NASA ha confermato il via libera alla missione Dragonfly, che avrà come protagonista un innovativo drone a propulsione nucleare pensato per volare su Titano, uno dei satelliti di Saturno. Ciò permette al team incaricato di passare alla fase finale di progettazione e di avviare la costruzione del veicolo spaziale.

Il progetto Dragonfly ha affrontato momenti di incertezza, con restrizioni di budget e ripetuti rinvii della data di lancio, originariamente prevista per il 2026. Tuttavia, NASA ha ufficialmente approvato la missione, stabilendo la nuova data di lancio per luglio 2028 e prevedendo l’arrivo su Titano nel 2034.

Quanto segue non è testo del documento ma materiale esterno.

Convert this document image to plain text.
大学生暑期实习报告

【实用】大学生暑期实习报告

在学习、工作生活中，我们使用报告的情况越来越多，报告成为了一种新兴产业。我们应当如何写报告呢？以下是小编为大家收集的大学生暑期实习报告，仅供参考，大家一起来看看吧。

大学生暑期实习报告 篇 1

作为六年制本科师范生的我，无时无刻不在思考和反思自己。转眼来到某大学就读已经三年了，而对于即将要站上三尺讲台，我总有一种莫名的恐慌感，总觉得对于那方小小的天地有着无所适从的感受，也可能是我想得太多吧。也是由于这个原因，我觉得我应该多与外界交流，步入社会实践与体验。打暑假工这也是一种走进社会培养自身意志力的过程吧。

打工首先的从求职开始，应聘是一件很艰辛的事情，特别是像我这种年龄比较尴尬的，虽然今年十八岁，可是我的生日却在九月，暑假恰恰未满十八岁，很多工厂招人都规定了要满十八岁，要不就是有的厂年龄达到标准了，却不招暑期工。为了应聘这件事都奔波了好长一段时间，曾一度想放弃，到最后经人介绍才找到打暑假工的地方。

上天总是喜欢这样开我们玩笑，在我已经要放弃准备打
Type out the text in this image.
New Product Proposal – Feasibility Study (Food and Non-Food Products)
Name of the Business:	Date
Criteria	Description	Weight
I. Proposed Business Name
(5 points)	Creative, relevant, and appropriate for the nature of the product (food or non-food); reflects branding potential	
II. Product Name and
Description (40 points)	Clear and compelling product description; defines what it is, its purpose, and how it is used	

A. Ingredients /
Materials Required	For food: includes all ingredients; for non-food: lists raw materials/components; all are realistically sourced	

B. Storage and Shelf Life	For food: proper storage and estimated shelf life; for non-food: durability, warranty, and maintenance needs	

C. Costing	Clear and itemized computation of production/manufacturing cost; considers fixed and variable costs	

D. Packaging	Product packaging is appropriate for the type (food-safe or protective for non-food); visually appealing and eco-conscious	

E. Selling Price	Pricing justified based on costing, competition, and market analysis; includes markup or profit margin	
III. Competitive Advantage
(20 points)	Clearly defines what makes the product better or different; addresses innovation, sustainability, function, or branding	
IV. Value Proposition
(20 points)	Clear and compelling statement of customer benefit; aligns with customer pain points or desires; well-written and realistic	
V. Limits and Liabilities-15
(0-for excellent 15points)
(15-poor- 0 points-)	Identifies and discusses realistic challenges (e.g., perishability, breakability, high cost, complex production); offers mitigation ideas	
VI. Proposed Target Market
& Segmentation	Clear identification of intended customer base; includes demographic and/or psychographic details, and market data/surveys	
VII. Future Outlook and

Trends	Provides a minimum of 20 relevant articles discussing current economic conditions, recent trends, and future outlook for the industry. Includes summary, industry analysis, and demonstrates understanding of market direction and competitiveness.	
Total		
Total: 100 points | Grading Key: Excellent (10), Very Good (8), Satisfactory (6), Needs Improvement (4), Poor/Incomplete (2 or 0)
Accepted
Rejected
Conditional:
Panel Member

Il costo complessivo della missione è stimato attualmente in 3,35 miliardi di dollari, praticamente il doppio di quanto inizialmente previsto. Gli incrementi sono stati causati da una combinazione di fattori tra cui la pandemia di COVID-19, problemi legati alla catena di approvvigionamento e le complessità incontrate durante le fasi di progettazione dettagliata. A complicare ulteriormente il quadro finanziario, il progetto ha subito diverse riprogrammazioni a causa delle limitazioni di bilancio nei bilanci federali del 2020 e 2022.

Per accelerare il viaggio verso Saturno, sono stati allocati fondi aggiuntivi per l’acquisto di un lanciatore pesante. E anche se NASA non ha specificato quale sarà utilizzato, vale la pena ricordare che l’agenzia ha già impiegato il Falcon Heavy di SpaceX per la missione Psyche nel 2023 e prevede di utilizzarlo nuovamente per il lancio dell’Europa Clipper nel 2024.

Dragonfly, che sarà progettato e costruito dal Johns Hopkins Applied Physics Laboratory (APL) nel Maryland, verrà alimentato da un generatore termoelettrico radioisotopico multi-missione (MMRTG) simile a quello del rover marziano Curiosity, e coprirà centinaia di chilometri nei suoi due anni di esplorazione su Titano. Con la capacità di percorrere decine di chilometri in meno di un’ora, Dragonfly promette di superare di gran lunga le distanze raggiunte da qualsiasi altro rover planetario.

Nonostante la sua capacità di spostamento, però, il veicolo dedicherà la maggior parte del suo tempo sulla superficie di Titano a raccogliere dati scientifici, che aiuteranno la nostra comprensione di uno dei più misteriosi satelliti del sistema solare.

La conferma della missione rappresenta una ventata di ottimismo in un periodo di tensioni finanziarie per NASA, che vede l’aumento dei costi dell’esplorazione di Marte mettere una certa pressione su altri progetti.